Five-coordinate [Pt(II)(bipyridine)2(phosphine)](n+) complexes: long-lived intermediates in ligand substitution reactions of [Pt(bipyridine)2](2+) with phosphine ligands.

The reaction of Pt(N-N)2 [N-N = 2,2'-bipyridine (bpy) or 4,4'-dimethyl-2,2'-bipyridine (4,4'-Me2bpy)] with phosphine ligands [PPh3 or PPh(PhSO3)2(2-)] in aqueous or methanolic solutions was studied by multinuclear ((1)H, (13)C, (31)P, and (195)Pt) NMR spectroscopy, X-ray crystallography, UV-visible spectroscopy, and high-resolution mass spectrometry.
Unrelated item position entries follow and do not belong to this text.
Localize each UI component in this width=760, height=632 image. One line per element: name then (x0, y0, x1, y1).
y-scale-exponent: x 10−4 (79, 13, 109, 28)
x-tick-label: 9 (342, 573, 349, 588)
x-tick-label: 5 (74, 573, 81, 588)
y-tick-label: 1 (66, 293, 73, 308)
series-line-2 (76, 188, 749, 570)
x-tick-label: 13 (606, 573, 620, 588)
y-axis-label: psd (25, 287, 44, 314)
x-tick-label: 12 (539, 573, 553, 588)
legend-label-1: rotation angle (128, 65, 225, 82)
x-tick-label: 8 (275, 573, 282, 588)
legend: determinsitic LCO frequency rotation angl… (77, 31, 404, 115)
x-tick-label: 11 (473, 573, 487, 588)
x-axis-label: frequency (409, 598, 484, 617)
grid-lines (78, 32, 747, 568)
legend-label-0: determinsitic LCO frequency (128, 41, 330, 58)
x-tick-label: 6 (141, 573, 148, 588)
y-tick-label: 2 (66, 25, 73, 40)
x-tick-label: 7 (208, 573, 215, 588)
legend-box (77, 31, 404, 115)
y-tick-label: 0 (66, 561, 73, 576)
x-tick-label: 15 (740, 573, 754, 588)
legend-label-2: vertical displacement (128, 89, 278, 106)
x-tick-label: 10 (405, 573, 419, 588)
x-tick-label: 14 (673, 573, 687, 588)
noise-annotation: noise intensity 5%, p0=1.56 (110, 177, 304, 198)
NMR spectra of solutions containing equimolar amounts of Pt(N-N)2 and phosphine ligand give evidence for rapid formation of long-lived, 5-coordinate Pt(II)(N-N)2(phosphine) complexes. In the presence of excess phosphine ligand, these intermediates undergo much slower entry of a second phosphine ligand and loss of a bpy ligand to give Pt(II)(N-N)(phosphine)2 as the final product. The coordination of a phosphine ligand to the Pt(II) ion in the intermediate Pt(N-N)2(phosphine) complexes is supported by the observation of (31)P-(195)Pt coupling in the (31)P NMR spectra. The 5-coordinate nature of [Pt(bpy)2{PPh(PhSO3)2}] is confirmed by X-ray crystallography. X-ray crystal structural analysis shows that the Pt(II) ion in [Pt(bpy)2{PPh(PhSO3)2}]·5.5H2O displays a distorted square pyramidal geometry, with one bpy ligand bound asymmetrically. These results provide strong support for the widely accepted associative ligand substitution mechanism for square planar Pt(II) complexes. X-ray structural characterization of the distorted square planar complex Pt(bpy)(PPh3)22 confirms this as the final product of the reaction of Pt(bpy)2 with PPh3 in CD3OD. The results of density functional calculations on Pt(bpy)2, Pt(bpy)2(phosphine), and Pt(bpy)(phosphine)2 indicate that the bonding energy follows the trend of Pt(bpy)(phosphine)2 > Pt(bpy)2(phosphine) > Pt(bpy)2 for stability and that the formation reactions of Pt(bpy)2(phosphine) from Pt(bpy)2 and Pt(bpy)(phosphine)2 from Pt(bpy)2(phosphine) are energetically favorable. These calculations suggest that the driving force for the formation of Pt(bpy)(phosphine)2 from Pt(bpy)2 is the formation of a more energetically favorable product.